Par Nonibeau Gagnon-Thibeault – Journaliste
Comment est-ce que la langue peut amener le caractère authentique d’une culture et d’une identité? C’est ce que s’est demandé Isabelle Violette, professeure adjointe de linguistique à l’Université de Moncton, lors de sa conférence intitulée « Tu viens d’où? Immigration, authenticité et français canadien », en partenariat avec la Chaire de recherche sur la francophonie et les politiques publiques (CRFPP) au pavillon des Sciences sociales de l’Université d’Ottawa.
Lors de ses études, Mme Violette a remarqué que le chiac, dialecte acadien, est un gage qu’une personne est authentiquement acadienne. C’est aussi avec cette particularité que plusieurs artistes acadiens se distinguent. Le mélange de français et d’anglais ainsi que l’accent du chiac « leur octroient une visibilité », affirme Violette. Toutefois, cette approche de marketing a un double tranchant. « Certains artistes s’insurgent qu’on les réduise à leur façon de parler », explique-t-elle.
Donc, autant l’usage du chiac peut être la preuve qu’une personne est « authentiquement » acadienne, autant cela peut être trop réducteur lorsqu’on décrit l’identité d’une personne.
Différenciation
C’est une problématique qui revient également dans le domaine de l’immigration en Acadie. Comme l’explique Mme Violette, le chiac est souvent vu par la population comme ce qui différencie un « vrai Acadien » d’un étranger. La maîtrise de ce trait culturel devient alors un enjeu vital pour plusieurs nouveaux arrivants acadiens.
La professeure donne l’exemple de Mohammed, un étudiant international originaire du Maroc qui est maintenant installé à Moncton. Il a une « hyper conscience du processus de différenciation » basé sur son nom, son origine et « sa face d’étranger » comme il le dit lui-même, remarque Violette. « Quand je rencontre quelqu’un pour la première fois, tu peux voir qu’il est surpris », raconte Mohammed.
Authenticité
Le fait qu’il parle chiac est ce qui lui permet de se faire voir comme acadien, mais cela a ses limites. Pour d’autres immigrants, l’élément d’authenticité qu’apporte le chiac peut s’effacer par d’autres caractères qui semblent trop anormaux pour un Acadien typique.

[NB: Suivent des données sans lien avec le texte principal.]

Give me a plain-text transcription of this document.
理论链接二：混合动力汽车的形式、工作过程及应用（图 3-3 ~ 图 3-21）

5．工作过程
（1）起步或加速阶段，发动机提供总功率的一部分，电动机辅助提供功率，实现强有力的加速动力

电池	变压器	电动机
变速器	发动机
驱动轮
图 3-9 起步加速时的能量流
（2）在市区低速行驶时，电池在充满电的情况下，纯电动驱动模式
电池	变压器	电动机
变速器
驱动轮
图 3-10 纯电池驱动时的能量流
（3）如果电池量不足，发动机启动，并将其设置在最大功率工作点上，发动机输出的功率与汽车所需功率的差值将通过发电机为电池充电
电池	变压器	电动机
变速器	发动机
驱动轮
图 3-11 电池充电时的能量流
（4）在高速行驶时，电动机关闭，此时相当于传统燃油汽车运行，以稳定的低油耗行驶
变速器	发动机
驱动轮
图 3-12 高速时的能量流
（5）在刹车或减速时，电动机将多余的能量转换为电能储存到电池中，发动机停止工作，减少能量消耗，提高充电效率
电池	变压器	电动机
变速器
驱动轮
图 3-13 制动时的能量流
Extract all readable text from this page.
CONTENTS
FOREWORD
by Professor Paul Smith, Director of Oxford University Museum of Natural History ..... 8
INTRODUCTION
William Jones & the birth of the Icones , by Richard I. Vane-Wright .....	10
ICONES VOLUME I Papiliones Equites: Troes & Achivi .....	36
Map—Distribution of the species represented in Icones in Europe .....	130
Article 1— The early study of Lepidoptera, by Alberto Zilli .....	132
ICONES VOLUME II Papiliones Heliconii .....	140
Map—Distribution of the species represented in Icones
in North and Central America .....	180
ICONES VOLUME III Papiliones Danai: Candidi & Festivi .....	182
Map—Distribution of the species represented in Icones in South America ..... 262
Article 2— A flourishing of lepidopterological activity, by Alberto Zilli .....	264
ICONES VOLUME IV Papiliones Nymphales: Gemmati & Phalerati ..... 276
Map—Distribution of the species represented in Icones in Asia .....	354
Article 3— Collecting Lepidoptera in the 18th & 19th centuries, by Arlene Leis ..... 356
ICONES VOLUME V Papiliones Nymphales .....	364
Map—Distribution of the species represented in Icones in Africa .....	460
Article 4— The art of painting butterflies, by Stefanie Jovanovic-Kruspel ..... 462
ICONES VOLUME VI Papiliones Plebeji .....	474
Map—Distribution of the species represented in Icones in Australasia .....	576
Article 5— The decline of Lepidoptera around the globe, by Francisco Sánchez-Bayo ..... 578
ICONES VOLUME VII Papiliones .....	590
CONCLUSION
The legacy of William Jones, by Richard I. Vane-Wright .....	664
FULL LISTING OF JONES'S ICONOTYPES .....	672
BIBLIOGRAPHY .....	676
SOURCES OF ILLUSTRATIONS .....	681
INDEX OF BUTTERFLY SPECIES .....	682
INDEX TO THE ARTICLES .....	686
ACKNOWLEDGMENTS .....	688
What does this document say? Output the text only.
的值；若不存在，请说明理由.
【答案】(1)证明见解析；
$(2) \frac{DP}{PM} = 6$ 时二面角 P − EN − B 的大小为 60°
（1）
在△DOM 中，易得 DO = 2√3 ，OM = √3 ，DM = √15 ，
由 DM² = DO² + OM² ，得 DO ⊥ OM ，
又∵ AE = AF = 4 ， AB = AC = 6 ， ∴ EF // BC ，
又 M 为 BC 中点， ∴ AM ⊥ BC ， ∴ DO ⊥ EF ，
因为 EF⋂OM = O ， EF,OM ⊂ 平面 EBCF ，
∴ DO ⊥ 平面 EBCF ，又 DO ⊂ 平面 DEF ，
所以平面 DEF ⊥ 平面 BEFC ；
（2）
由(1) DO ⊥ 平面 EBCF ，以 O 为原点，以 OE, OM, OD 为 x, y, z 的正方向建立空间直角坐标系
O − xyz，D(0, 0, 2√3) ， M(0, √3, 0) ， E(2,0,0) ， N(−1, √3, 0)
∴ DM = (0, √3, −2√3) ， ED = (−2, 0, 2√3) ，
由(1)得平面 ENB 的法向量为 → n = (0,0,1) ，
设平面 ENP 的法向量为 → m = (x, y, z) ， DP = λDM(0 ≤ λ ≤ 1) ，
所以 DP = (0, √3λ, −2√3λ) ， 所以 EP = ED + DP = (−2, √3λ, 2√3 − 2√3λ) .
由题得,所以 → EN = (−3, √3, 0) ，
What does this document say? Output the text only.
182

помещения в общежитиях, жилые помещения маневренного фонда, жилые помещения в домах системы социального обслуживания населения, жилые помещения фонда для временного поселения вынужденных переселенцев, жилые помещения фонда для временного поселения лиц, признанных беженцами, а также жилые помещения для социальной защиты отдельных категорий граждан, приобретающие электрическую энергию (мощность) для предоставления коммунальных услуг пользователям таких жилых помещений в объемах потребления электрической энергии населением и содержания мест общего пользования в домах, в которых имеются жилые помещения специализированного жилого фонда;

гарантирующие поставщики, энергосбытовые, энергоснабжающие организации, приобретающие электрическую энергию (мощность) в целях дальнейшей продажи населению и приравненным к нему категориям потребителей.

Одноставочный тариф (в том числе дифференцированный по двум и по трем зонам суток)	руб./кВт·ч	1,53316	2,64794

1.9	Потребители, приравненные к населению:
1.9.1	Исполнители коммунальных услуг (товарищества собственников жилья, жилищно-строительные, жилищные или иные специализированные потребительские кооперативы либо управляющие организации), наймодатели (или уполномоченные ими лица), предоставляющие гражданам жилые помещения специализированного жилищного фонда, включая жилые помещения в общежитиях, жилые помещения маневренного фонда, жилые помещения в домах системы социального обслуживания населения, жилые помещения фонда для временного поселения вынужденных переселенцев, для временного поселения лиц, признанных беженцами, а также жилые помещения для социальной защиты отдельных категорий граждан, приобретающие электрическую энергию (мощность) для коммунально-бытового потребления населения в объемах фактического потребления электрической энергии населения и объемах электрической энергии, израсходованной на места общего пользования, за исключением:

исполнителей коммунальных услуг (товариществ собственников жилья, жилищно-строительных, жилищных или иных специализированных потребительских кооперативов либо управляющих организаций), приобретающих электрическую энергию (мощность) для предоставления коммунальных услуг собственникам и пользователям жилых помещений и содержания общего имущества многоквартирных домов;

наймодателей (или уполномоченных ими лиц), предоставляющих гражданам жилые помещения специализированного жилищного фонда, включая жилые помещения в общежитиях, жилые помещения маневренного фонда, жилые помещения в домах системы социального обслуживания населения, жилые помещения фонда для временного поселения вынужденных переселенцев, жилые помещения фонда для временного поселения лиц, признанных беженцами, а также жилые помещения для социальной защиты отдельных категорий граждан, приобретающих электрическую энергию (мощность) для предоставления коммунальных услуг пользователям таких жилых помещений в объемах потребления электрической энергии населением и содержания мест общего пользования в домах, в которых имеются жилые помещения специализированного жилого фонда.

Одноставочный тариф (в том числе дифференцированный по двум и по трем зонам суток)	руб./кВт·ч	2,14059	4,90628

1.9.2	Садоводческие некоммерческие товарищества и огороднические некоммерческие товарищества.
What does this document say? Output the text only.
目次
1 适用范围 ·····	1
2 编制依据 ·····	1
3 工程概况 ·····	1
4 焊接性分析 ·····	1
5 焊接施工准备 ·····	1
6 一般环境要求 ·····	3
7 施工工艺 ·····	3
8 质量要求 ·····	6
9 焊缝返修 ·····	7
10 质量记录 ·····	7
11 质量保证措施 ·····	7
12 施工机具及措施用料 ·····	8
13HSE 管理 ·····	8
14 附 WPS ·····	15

Sur la scène culturelle, l’Acadie pourrait voir une transformation de son authenticité dans les années à venir, comme cela a été le cas à Montréal, croit Violette. « Il y a des groupes de musique qui font leur art avec du franglais, mais cet usage du franglais est lié à leur territoire montréalais. Au Nouveau-Brunswick, jusqu’à présent, il n’y a pas eu vraiment beaucoup d’artistes qui sont issus de l’immigration qui se produisent, mais ça serait intéressant de voir dans les prochaines années […] parce qu’il y a une augmentation de la population qui sont des jeunes immigrants », analyse-t-elle.